Dish 93: Jamaican BBQ Seitan at Horizons, 7th between South and Bainbridge, http://www.horizonsphiladelphia.com
Dani, Gustav, and I had dinner last night on the skylit second floor of Horizons. Lifelong vegetarian, recent dietary vegetarian, and conflicted omnivore, respectively, we were all eager to broaden our Horizons.
Seitan is a chewy, semi-fibrous wheat product that comes about as close to meat in taste and texture as any vegan product can. But we were left asking ourselves why? Dietary vegetarians and vegans may disregard this postulate, but to those who feel that eating animals is immoral- then is it not also immoral to attempt to mimic the flavor and texture? On a less fundamentalist note, there are hundreds, possibly thousands of wheat products tastier than seitan. (Same goes for tofu and tofurkey.) Why not just use a tasty wheat or tofu product? I would eat grilled tofu slathered in Horizons BBQ sauce. I would probably also eat pasta slathered in BBQ sauce. Or eggplant.
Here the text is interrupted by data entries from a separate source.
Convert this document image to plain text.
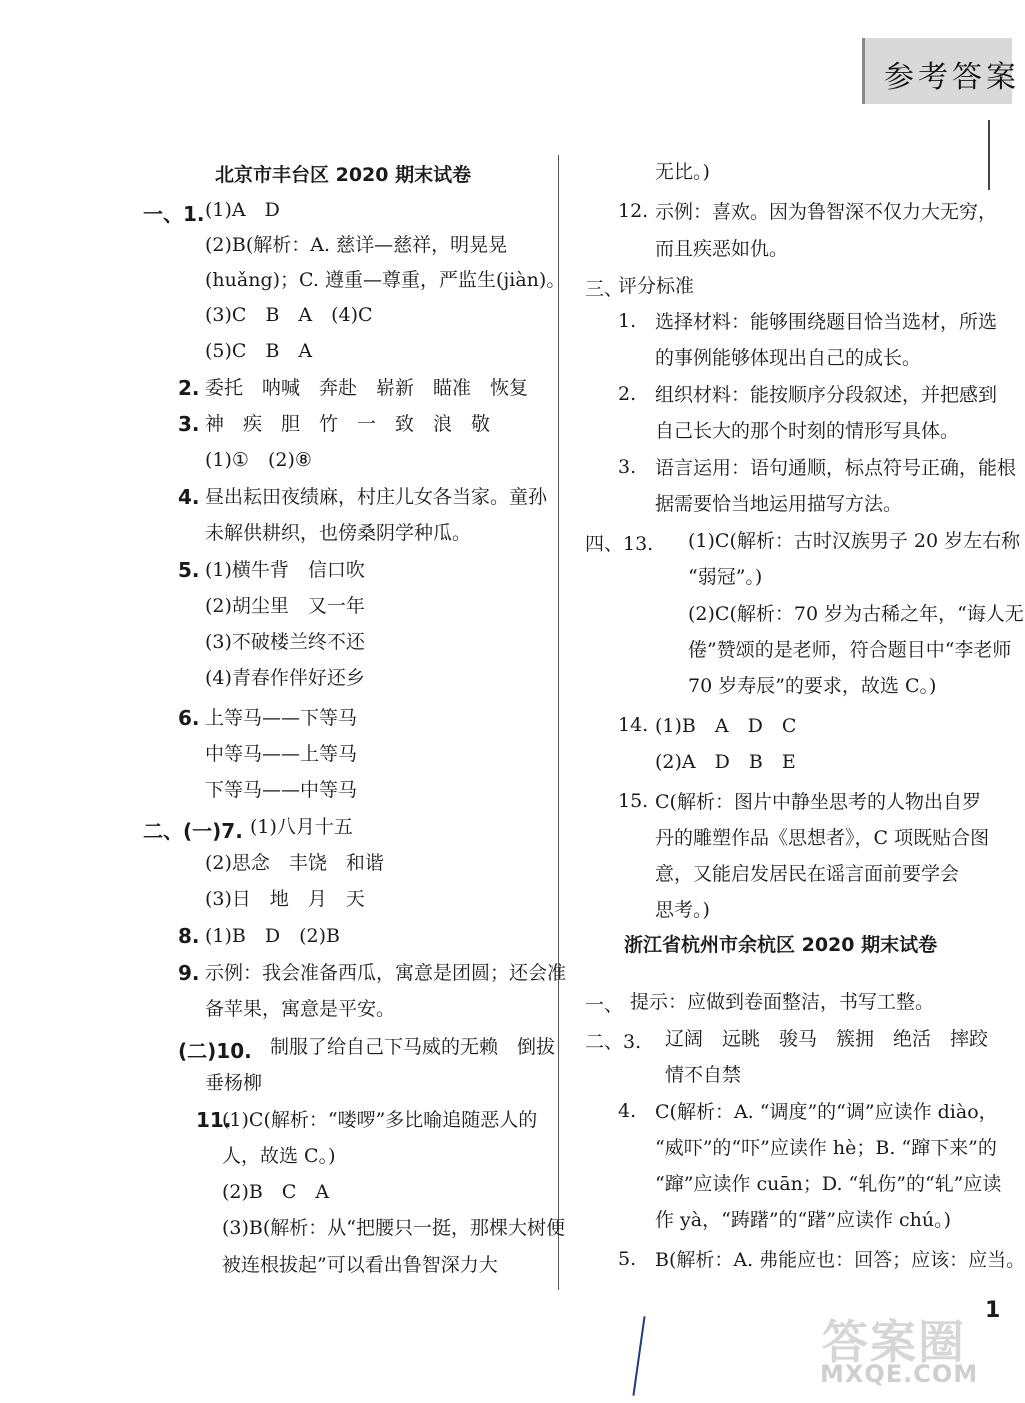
参考答案
北京市丰台区 2020 期末试卷
一、1. (1)A　D
(2)B(解析：A. 慈详—慈祥，明晃晃
(huǎng)；C. 遵重—尊重，严监生(jiàn)。
(3)C　B　A　(4)C
(5)C　B　A
2. 委托　呐喊　奔赴　崭新　瞄准　恢复
3. 神　疾　胆　竹　一　致　浪　敬
(1)①　(2)⑧
4. 昼出耘田夜绩麻，村庄儿女各当家。童孙
未解供耕织，也傍桑阴学种瓜。
5. (1)横牛背　信口吹
(2)胡尘里　又一年
(3)不破楼兰终不还
(4)青春作伴好还乡
6. 上等马——下等马
中等马——上等马
下等马——中等马
二、(一)7. (1)八月十五
(2)思念　丰饶　和谐
(3)日　地　月　天
8. (1)B　D　(2)B
9. 示例：我会准备西瓜，寓意是团圆；还会准
备苹果，寓意是平安。
(二)10. 制服了给自己下马威的无赖　倒拔
垂杨柳
11.
(1)C(解析：“喽啰”多比喻追随恶人的
人，故选 C。)
(2)B　C　A
(3)B(解析：从“把腰只一挺，那棵大树便
被连根拔起”可以看出鲁智深力大
无比。)
12. 示例：喜欢。因为鲁智深不仅力大无穷，
而且疾恶如仇。
三、
评分标准
1. 选择材料：能够围绕题目恰当选材，所选
的事例能够体现出自己的成长。
2. 组织材料：能按顺序分段叙述，并把感到
自己长大的那个时刻的情形写具体。
3. 语言运用：语句通顺，标点符号正确，能根
据需要恰当地运用描写方法。
四、13. (1)C(解析：古时汉族男子 20 岁左右称
“弱冠”。)
(2)C(解析：70 岁为古稀之年，“诲人无
倦”赞颂的是老师，符合题目中“李老师
70 岁寿辰”的要求，故选 C。)
14. (1)B　A　D　C
(2)A　D　B　E
15. C(解析：图片中静坐思考的人物出自罗
丹的雕塑作品《思想者》，C 项既贴合图
意，又能启发居民在谣言面前要学会
思考。)
浙江省杭州市余杭区 2020 期末试卷
一、 提示：应做到卷面整洁，书写工整。
二、3. 辽阔　远眺　骏马　簇拥　绝活　摔跤
情不自禁
4. C(解析：A. “调度”的“调”应读作 diào，
“威吓”的“吓”应读作 hè；B. “蹿下来”的
“蹿”应读作 cuān；D. “轧伤”的“轧”应读
作 yà，“踌躇”的“躇”应读作 chú。)
5. B(解析：A. 弗能应也：回答；应该：应当。
1
答案圈
MXQE.COM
We all agreed that –whether Dani’s Vietnamese tacos made with tempeh or the grilled seitan Gustav tried—the protein aspect of the dishes tended to be sauce- and spice- centric, instead of food-centric; whereas the outstanding sides—the jicama slaw with the BBQ seitan, the garlicky spinach with the grilled seitan, or the robust yet fresh corn chowder—all allowed the vegetables to take center stage. The kitchen still seemed to think in a traditionally American omnivoric way, that a dish is meat with sauce, carbohydrate, vegetable; rather than in a holistic way, taking the best available protein, carbohydrate, and veggie options and putting them together in harmony with spice.
While the food was good and the conversation was easy, there was a sense that the meal was trying too hard. And maybe it should just relax, stop worrying so much about what Philly may think, and cook more like vegans cook.